Der 1. FC Nürnberg hat einen weiteren Schritt in Richtung Klassenverbleib getan. Beim 0:0 gegen Arminia Bielefeld ging zwar die "Ein-Mann-Show" von Robert Vittek, aber nicht der Nürnberger Aufwärtstrend zu Ende. Auch ohne einen Torerfolg des zuletzt in drei Partien acht Mal erfolgreichen slowakischen Angreifers blieb die Mannschaft von Trainer Hans Meyer im vierten Spiel nacheinander ohne Niederlage. Beide Teams können sich nach einem über weite Strecken unansehnlichen Spiel bei vier Punkten Abstand zum rettenden Ufer ihrer Sache allerdings noch nicht sicher sein.

"Da geht es uns wie zehn anderen Vereinen auch", sagte Bielefelds Coach Thomas von Heesen. "Das wird wahrscheinlich an den letzten beiden Spieltagen entschieden." Dennoch war er nicht unzufrieden: "Vom Spielverlauf her hätten wir gewinnen müssen, aber die Art und Weise, wie wir aufgetreten sind, war in Ordnung." Arminia-Präsident Hans-Hermann Schwick ergänzte: "Ich halte uns für psychisch so stabil, dass wir mit dem Unentschieden leben können." Das können offensichtlich auch die Franken. "Das war ein typisches 0:0. Beide Mannschaften haben sich neutralisiert. Dieser Punkt tut uns in unserer Situation gut", sagte "Club"-Trainer Meyer.

Von Top-Form keine Spur

Bei den Ostwestfalen stand vor 19.717 Zuschauern in der Schüco- Arena überraschend Artur Wichniarek nach seinem vor vier Wochen erlittenen Muskelfaserriss erstmals wieder in der Anfangsformation. Die Nürnberger begannen mit der gleichen Aufstellung wie vor einer Woche beim 3:1-Sieg gegen Werder Bremen, doch von der zuletzt gezeigten Top-Form war wenig zu sehen. In einer von viel Kampf geprägten Partie ließ die in der Abwehr sicher stehende Arminia in den ersten 45 Minuten keine Tormöglichkeit der Gäste zu und kam durch zwei Konter zu den einzigen gefährlichen Strafraumszenen der ersten Hälfte. Zunächst verfehlte Sibusiso Zuma nach einem Fehler von Glauber aus kurzer Distanz das Tor (5.), wenig später rettete Nürnbergs brasilianischer Verteidiger vor dem Südafrikaner per Kopf.

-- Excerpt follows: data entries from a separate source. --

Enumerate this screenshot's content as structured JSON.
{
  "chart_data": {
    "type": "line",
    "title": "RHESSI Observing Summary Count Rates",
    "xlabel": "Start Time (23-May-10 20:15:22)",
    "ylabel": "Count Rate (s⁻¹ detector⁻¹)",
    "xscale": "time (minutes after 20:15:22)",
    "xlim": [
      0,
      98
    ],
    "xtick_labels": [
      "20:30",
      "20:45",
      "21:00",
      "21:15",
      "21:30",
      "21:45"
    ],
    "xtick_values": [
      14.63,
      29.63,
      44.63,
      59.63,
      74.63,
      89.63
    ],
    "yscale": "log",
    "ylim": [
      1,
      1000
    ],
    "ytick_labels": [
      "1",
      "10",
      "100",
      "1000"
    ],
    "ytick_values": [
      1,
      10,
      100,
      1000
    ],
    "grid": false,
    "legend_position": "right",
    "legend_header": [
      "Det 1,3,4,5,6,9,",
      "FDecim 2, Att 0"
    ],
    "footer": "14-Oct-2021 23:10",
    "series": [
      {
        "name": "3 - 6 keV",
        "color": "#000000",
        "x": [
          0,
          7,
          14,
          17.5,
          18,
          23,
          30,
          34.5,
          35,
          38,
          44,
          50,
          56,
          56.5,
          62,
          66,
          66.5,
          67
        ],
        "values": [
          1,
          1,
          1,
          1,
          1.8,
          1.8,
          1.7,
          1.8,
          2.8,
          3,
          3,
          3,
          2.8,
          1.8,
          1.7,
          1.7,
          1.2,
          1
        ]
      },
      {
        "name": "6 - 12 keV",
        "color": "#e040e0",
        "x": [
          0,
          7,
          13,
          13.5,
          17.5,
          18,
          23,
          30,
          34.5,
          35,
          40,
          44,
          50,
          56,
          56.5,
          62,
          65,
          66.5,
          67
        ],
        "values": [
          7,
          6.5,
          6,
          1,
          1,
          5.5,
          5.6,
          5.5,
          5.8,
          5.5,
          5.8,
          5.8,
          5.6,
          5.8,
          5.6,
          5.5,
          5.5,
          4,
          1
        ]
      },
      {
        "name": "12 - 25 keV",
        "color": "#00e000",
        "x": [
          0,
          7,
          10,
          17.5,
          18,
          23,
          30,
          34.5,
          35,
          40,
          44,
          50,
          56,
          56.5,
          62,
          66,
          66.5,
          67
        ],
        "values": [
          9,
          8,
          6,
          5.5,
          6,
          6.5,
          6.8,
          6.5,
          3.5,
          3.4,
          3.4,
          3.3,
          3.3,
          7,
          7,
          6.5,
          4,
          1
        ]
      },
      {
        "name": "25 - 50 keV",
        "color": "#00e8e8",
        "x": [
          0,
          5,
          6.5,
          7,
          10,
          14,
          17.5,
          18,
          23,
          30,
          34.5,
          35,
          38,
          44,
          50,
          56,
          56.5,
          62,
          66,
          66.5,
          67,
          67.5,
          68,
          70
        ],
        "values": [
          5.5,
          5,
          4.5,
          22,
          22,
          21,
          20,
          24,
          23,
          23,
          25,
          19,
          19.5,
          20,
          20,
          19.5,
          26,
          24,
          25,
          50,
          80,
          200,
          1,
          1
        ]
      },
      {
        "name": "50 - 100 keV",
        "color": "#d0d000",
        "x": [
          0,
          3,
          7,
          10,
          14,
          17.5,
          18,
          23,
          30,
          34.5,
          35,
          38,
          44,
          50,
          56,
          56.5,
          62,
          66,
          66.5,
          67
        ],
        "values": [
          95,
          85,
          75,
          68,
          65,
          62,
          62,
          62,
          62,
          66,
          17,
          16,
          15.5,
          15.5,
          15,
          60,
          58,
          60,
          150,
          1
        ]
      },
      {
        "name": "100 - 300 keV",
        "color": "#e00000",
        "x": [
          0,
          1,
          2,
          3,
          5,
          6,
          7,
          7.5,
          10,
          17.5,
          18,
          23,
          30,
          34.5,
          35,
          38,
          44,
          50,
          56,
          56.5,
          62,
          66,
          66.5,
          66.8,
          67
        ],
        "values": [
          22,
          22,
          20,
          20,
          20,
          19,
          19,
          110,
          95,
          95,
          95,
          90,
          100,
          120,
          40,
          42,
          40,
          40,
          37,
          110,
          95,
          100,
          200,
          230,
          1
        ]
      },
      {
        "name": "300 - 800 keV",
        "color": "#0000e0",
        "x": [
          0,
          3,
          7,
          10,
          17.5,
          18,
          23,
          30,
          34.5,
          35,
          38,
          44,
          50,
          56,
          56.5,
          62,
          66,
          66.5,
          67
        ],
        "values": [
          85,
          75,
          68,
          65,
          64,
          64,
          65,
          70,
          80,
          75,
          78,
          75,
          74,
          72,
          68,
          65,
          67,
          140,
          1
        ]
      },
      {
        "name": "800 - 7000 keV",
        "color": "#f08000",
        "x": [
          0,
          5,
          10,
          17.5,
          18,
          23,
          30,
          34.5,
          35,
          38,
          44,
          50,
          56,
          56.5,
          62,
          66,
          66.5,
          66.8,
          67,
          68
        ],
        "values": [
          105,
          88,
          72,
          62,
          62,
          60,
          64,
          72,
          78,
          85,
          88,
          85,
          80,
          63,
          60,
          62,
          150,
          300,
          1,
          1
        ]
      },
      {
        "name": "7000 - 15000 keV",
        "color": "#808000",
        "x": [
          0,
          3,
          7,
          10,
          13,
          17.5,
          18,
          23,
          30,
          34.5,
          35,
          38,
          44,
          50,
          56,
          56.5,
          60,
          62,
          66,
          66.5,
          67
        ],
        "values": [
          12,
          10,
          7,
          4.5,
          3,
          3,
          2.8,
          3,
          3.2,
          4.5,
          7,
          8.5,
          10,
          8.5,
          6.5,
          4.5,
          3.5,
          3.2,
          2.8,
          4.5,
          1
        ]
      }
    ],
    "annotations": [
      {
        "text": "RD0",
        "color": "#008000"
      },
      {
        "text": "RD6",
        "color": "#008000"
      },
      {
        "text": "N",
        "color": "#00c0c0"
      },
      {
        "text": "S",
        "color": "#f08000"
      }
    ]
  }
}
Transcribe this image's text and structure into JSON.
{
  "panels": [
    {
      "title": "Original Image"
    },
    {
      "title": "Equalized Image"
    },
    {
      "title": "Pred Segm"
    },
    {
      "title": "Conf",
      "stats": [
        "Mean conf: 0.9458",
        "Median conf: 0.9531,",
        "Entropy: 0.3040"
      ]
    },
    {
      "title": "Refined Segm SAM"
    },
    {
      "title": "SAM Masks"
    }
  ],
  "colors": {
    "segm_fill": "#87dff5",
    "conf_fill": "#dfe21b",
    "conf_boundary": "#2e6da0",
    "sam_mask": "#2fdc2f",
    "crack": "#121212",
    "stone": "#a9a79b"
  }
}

Bielefelds Keeper Mathias Hain blieb gegen die zuletzt so starken "Club"-Spitzen in der ersten Hälfte beschäftigungslos. Der Offensive der Gäste um Vittek, Ivan Saenko und Markus Schroth fehlte gegen die kompakte Hintermannschaft der Arminia die Durchschlagskraft.

Lebhaftere zweite Halbzeit

Erst nach dem Seitenwechsel wurde das Spiel der Tabellennachbarn munterer - allerdings nur für kurze Zeit. Drei Minuten nach Wiederanpfiff setzte sich Schroth erstmals in Szene, sein Ball ging jedoch knapp übers Tor. Der in der ersten Hälfte völlig blass gebliebene Wichniarek hatte in der 52. Minute die bis dahin größte Chance für Bielefeld, doch nach seinem Schuss aus 17 Metern sprang der Ball vom Innenpfosten wieder zurück ins Feld. Die Gastgeber verstärkten noch einmal ihre Offensivbemühungen, blieben aber einfallslos. Fünf Minuten vor Schluss vergab der eingewechselte Radomir Dalovic. Auch wenn die Bielefelder sich weiter mühten, mussten sie sich nach zuletzt drei Heimsiegen in Folge mit einer Punkteteilung vor heimischem Publikum begnügen.